According to the 1990 census, the average home value is much higher in Jackson Park Highlands than in the areas surrounding it. Over 45 percent of houses in the Highlands are valued at more than $200,000. In the area just south of the Highlands, only one percent of the houses are valued at $200,000 or over. The mean family income in the Highlands is greater as well–$39,000 as opposed to $20,000 for the area immediately south and $32,000 for the area to the east.

“The purpose of the cul-de-sacs is to separate people economically,” says Greer.

Paradoxically, South Shore economic improvements may also be a reason for the installation of cul-de-sacs, according to Louise Schiff, president of the Jackson Park Highlands Association, a community group that pushed for cul-de-sac construction.

“The quality of traffic has changed in the last few years,” says Schiff. “We’ve had a big shopping plaza that came through on 71st Street. That’s brought in more cars. The quality of people coming through the neighborhood over the years has changed. I guess residents got exasperated.”

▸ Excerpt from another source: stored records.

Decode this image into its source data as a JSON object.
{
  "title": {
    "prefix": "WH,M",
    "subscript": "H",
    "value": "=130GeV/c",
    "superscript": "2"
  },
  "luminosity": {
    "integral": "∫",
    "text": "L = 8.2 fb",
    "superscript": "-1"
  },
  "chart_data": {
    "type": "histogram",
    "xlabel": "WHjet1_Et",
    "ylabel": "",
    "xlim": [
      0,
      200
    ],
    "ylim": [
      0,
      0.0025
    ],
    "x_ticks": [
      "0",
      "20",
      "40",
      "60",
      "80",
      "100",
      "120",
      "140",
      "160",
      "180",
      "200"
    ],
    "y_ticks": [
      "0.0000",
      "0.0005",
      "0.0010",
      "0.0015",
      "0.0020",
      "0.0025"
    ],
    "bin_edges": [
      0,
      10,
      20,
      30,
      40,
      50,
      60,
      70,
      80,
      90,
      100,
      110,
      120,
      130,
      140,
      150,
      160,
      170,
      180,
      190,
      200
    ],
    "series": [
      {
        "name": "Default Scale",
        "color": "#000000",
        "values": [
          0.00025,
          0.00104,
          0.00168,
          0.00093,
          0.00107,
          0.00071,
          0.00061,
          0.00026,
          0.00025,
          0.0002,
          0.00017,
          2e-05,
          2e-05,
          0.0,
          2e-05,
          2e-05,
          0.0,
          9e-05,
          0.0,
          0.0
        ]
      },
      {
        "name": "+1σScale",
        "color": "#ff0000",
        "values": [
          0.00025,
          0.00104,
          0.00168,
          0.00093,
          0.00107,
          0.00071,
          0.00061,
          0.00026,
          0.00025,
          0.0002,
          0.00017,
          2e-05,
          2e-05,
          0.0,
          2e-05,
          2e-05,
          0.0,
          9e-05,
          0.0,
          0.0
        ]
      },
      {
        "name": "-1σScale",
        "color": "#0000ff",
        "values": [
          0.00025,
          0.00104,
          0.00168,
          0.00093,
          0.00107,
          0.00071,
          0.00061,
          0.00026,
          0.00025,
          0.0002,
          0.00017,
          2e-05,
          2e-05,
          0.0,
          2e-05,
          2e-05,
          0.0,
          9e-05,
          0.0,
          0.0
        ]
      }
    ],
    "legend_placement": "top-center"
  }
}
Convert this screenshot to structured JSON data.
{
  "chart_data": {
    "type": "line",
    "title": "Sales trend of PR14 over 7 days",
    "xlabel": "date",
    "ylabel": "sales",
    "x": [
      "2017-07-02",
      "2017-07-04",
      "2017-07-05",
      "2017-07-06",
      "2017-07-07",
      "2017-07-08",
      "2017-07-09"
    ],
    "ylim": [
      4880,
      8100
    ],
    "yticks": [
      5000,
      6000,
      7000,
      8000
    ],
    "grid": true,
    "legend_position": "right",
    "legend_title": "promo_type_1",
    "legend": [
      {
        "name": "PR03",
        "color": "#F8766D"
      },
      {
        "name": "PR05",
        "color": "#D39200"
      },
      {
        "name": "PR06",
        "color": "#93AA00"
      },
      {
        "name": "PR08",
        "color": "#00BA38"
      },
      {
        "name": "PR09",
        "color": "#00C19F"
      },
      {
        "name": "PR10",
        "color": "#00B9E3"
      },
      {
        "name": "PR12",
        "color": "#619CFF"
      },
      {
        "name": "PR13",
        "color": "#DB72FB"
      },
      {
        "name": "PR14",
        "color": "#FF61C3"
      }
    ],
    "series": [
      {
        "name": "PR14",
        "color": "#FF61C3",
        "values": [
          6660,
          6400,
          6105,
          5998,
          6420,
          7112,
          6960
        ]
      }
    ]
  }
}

Schiff maintains that the South Shore cul-de-sac process was well planned and open to the community. In fact, Schiff admits that “for the most part, cul-de-sacs weren’t what we envisioned. We started out asking for temporary barricades. At the time, cul-de-sacs didn’t seem to fit into an urban view.” After temporary barricades were installed, however, residents noticed an appreciable drop in both traffic and crime. “It’s much better off than it was,” says Schiff. “My neighbors, for the most part, are happy with cul-de-sacs.”

Greer’s case has been through federal court, where a judge ruled that the matter was for the state to decide. Greer’s final hearing in state court was August 29th. He expected to lose, and he did. He recently filed an appeal.

For now Greer is looking at alternative strategies. He feels that Holt was the driving force behind cul-de-sac construction. He wagers that she won’t be reelected; many South Shore residents share his cul-de-sac complaints.

“I think my next step is to become more involved in politics,” he says.